Eu sou mais dado às canções, normalmente preciso de uma letra acompanhada por música, mas no caso de Filho da Mãe, chego à conclusão que uma letra não faz falta quando a música consegue emocionar-me desta forma, é caso para dizer "Não te Mexas" (um dos temas do disco) e deixa-te ficar a ouvir.
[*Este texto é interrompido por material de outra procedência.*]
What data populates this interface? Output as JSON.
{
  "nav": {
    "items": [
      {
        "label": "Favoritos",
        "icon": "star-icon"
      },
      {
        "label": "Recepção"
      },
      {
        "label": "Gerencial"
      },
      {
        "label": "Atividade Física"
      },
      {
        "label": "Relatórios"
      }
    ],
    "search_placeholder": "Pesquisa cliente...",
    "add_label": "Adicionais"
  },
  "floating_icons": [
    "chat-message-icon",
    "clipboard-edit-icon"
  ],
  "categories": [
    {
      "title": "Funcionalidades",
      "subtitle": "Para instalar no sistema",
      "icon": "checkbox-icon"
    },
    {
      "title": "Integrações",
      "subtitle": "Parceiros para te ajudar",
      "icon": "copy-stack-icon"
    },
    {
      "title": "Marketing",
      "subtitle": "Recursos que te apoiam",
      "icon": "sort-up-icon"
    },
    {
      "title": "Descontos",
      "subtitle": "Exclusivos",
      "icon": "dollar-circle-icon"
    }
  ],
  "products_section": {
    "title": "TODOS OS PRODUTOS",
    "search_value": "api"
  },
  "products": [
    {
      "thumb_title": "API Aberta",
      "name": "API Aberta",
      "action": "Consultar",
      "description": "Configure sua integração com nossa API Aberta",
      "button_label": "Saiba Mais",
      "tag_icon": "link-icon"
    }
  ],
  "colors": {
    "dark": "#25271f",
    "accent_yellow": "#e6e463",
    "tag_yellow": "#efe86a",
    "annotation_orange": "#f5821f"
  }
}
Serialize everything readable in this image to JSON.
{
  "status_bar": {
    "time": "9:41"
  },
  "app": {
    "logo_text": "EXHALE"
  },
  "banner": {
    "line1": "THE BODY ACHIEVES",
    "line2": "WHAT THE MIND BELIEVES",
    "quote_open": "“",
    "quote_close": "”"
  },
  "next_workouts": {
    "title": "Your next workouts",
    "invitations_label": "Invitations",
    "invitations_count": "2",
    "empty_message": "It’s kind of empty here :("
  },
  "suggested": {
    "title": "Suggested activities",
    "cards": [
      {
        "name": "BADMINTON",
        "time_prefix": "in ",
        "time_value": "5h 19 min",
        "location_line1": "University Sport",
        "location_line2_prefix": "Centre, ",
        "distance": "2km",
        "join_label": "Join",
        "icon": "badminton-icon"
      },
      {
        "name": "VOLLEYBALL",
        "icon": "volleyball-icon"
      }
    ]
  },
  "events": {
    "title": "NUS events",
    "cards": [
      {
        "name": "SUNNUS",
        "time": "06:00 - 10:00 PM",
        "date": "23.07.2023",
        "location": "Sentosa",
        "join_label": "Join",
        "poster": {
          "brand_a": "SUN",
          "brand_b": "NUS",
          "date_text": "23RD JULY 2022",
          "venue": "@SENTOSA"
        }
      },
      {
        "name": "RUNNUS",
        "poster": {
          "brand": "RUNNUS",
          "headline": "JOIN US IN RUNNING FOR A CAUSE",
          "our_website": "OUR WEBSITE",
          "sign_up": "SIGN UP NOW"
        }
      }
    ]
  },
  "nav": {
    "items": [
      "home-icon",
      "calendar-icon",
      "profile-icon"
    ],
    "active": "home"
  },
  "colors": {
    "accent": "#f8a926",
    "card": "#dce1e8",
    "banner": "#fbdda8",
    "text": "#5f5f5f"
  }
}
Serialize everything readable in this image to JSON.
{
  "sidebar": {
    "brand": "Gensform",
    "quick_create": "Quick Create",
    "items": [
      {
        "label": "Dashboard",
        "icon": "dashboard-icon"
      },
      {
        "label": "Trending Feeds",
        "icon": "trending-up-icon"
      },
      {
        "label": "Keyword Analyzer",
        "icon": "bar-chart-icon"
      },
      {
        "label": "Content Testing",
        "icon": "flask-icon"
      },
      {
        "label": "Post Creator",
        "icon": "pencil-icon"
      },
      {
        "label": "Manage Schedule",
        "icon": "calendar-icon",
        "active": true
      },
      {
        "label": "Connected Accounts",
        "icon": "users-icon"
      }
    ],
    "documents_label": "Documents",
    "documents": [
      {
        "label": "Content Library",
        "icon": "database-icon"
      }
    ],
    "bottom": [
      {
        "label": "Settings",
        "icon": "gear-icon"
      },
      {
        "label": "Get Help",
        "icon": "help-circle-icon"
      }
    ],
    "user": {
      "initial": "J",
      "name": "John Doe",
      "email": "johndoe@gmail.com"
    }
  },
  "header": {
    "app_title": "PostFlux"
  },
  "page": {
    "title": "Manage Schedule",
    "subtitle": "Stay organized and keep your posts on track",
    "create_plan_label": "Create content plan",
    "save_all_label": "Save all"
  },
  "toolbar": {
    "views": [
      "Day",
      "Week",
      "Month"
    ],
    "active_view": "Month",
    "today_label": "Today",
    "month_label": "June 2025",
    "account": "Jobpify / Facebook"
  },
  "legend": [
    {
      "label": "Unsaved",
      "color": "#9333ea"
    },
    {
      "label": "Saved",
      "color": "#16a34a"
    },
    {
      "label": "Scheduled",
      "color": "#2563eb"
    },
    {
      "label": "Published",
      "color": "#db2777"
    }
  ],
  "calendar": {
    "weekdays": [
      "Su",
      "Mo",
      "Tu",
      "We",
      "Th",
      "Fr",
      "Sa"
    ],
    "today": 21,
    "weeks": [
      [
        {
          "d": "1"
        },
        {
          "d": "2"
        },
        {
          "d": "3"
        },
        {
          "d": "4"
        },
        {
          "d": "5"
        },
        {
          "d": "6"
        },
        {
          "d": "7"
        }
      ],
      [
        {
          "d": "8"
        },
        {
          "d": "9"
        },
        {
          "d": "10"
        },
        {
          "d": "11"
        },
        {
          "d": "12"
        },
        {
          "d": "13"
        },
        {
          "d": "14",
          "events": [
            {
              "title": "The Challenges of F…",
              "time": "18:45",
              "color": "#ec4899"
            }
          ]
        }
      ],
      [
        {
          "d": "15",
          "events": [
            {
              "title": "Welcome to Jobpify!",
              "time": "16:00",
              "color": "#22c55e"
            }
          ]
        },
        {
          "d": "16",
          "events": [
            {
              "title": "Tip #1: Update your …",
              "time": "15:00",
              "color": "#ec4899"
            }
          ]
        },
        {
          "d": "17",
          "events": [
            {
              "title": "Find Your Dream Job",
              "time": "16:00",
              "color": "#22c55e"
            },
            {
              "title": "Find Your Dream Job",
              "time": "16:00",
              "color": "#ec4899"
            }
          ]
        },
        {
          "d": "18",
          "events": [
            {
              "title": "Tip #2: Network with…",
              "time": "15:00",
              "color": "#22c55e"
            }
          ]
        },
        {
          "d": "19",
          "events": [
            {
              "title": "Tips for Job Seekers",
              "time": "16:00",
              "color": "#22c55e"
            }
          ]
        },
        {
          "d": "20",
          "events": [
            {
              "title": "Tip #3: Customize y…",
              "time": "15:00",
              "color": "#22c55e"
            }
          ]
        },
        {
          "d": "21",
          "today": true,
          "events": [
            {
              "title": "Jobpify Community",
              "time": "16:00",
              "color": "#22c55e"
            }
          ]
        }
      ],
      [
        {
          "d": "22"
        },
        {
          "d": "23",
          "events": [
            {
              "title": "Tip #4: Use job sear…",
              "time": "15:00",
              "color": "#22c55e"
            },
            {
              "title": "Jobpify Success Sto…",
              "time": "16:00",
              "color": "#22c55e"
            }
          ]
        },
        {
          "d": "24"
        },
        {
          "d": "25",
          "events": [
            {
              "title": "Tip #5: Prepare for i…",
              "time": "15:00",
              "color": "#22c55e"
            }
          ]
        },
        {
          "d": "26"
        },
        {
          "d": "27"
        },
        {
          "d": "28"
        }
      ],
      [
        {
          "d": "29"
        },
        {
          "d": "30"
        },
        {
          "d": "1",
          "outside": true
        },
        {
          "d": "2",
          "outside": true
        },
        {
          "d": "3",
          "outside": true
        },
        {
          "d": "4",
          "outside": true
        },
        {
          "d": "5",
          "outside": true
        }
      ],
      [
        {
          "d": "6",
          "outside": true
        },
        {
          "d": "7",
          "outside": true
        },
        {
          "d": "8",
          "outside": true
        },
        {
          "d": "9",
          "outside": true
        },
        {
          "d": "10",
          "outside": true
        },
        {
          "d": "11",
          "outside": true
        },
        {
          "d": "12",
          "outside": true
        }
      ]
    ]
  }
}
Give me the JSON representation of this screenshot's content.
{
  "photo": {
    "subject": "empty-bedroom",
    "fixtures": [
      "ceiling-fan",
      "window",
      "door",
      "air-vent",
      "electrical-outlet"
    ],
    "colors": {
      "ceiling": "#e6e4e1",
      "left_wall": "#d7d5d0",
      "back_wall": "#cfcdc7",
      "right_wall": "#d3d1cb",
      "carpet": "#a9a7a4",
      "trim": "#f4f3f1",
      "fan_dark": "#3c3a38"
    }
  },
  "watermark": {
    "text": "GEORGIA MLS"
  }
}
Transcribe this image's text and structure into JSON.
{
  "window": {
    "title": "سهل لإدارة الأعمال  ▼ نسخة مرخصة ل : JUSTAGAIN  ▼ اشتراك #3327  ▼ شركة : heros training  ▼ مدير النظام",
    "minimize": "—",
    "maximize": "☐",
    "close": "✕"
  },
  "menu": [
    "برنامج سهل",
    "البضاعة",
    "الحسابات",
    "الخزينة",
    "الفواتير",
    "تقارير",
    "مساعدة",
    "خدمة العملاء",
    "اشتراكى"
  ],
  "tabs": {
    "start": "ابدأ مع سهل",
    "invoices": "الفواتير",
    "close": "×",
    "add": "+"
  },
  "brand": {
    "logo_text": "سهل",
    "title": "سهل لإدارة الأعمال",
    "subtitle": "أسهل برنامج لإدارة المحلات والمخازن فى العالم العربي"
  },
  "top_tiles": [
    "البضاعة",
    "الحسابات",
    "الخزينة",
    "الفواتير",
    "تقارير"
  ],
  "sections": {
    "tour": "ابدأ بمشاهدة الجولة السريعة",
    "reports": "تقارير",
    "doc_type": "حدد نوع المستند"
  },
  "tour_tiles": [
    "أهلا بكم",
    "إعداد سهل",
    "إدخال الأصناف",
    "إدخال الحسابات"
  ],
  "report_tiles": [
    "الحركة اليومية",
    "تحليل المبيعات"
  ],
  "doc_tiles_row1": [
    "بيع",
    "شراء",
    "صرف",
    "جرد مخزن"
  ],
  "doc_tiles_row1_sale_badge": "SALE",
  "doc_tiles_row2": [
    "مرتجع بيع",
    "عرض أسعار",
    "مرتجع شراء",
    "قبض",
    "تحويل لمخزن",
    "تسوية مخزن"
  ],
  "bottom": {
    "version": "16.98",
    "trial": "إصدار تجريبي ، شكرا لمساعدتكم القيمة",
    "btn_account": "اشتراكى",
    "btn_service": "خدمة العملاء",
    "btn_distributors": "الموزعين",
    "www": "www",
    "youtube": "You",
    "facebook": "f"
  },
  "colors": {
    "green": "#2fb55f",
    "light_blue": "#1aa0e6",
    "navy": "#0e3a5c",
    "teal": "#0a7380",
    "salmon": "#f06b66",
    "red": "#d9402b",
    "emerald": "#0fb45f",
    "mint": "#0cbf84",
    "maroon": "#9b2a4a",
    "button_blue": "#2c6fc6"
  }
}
O concerto de lançamento é já amanhã no Teatro do Bairro em Lisboa e a compra do CD toma a forma de bilhete.
Depois, outros concertos estão já agendados, a saber:

22 de Novembro em Castro Verde
23 no Festival Ecos do Sado
24 em Paris com Glenn Jones
28 no “Le Guess Who” em Utrecht, Holanda
29 no Centro Gallego em Barcelona
30 em Zaragoza 
1 de Dezembro em Vic

Resta-me apenas lembrar que o disco é uma edição de autor, logo, tem mesmo de se comprar!
Mas, para aqueles que não podem comprar tudo o que gostam, podem sempre ouvi-lo em:
http://filhodamae.bandcamp.com/
Também podem ficar a saber mais sobre Filho da Mãe na sua página de facebook:
https://www.facebook.com/umfilhodamae

Deixo aqui um video que mostra um pouco da gravação feita quase totalmente em Montemor-o-Novo no Espaço do Tempo, o outro local onde foi gravado foi em Terra Feita (que acabou por dar nome ao tema que abre o disco) no Gerês.



A minha classificação para este disco é de Muito Bom!